Kurochkin himself stood nearby and smiled the enigmatic smile of a happy playwright.

"I love the way he tells stories," Fisher told me last week. "I love Kurochkin's irreverent, wacky sense of humor. I love that beautiful thing he does with language. He has the simplicity of Chekhov and the paradox of Tom Stoppard. He does that without breaking a sweat."

"Vodka, Fucking and Television," which Breaking String calls VFTV for short, was written in 2003 and first staged by Yury Urnov in Moscow at Teatr.doc in 2006. The English-language translation by John Hanlon was published in TheatreForum magazine in 2008. Following a student production at Towson University in 2009, Fisher's rendition at Breaking String will be the first by a professional company in the United States.

The play tells the highly comic story of a writer suddenly realizing that he is aging and that his work isn't getting any better. In a desperate move to turn things around, he summons his favorite vices — the three elements of the title — and informs them that he will be forced to reject one outright. Two vices a writer can juggle; three is one too many.

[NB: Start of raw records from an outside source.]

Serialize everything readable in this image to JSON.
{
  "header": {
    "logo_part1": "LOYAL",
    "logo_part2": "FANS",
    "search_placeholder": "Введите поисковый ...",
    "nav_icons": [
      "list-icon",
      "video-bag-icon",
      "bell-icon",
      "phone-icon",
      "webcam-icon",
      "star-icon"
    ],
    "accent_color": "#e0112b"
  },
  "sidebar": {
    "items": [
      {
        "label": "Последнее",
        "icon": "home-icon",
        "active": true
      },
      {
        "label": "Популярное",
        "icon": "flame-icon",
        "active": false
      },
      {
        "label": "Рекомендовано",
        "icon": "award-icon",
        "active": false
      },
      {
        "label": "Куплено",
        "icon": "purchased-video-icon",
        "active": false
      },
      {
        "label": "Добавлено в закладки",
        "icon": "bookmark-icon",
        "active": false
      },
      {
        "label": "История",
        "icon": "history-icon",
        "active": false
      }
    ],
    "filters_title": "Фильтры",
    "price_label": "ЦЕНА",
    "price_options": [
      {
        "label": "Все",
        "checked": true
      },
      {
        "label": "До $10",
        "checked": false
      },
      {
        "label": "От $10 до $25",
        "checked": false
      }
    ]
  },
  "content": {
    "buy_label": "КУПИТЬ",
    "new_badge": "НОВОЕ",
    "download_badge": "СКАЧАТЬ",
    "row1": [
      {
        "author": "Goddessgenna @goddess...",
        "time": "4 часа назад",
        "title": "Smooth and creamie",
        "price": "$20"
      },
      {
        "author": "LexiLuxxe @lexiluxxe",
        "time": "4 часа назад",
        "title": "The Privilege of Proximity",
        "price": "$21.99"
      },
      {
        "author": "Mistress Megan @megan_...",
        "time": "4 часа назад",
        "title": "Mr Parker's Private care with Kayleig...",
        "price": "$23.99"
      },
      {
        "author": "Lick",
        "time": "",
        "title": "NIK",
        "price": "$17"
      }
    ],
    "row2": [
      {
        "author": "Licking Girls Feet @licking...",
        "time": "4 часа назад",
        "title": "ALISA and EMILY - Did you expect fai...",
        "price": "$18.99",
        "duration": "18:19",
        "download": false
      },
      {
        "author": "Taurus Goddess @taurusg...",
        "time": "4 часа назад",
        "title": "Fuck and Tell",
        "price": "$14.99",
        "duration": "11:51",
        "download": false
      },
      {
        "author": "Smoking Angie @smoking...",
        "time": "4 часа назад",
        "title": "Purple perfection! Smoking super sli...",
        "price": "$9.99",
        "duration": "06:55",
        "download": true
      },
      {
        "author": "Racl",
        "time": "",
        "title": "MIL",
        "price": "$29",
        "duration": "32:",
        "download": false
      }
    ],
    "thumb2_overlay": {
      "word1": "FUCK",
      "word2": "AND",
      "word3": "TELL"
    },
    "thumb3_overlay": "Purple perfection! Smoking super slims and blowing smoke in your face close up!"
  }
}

Not surprisingly, Kurochkin's title has occasionally caused a stir. Over the years, editors at The Moscow Times have variously censored or bravely stuck by the full title in articles I have written. Fisher told me about one woman in Austin who received an e-mail advertisement for the show and angrily demanded in an open letter to be removed from the theater's mailing list.

Fisher, whose "day job is producing," sees another side to the matter.

"That title is dead fucking sexy," she said with a big laugh. "When I saw that, I said, 'Ooh, I want that one!'"

Irony aside, what drew Fisher to the play was the story it tells.

"This play is not only for theater people looking for theater in-jokes," she explains. "Max's story is so accessible. It could be about a writer, it could be about a startup entrepreneur. The point is that the hero has these three challenges that he must respond to. It's whatever it is that keeps us from doing what we need to do."

Fisher, who grew up a "military brat," knows a thing or two about juggling responsibilities. She has accomplished a lot in the 13 years she has called Austin home. According to her website, she has been the program coordinator for the University of Texas at Austin's Shakespeare at Winedale program since 2008, while performing in some 40 plays and a half dozen films.

She says Austin, with a highly active and innovative theater culture, is a great place to present unusual international work.

"For all the hippie attitude in Austin," she declares, "people here are highly educated and sophisticated. We have been watching what happened with Putin and that helps us take a hard, sometimes uncomfortable look at our own situation."

"People here have been interested in the Pussy Riot story," she continues. "They respond in heightened political times like these."

But VFTV isn't about politics, at least not directly.

"There is so much more than just words on the page in this play," Fisher told me. "It's fun!"

There will be a live webcast of the play's performance on Dec. 8 at 8 p.m. That would be a 6 a.m. wake-up call on Dec. 9 for potential viewers in Moscow.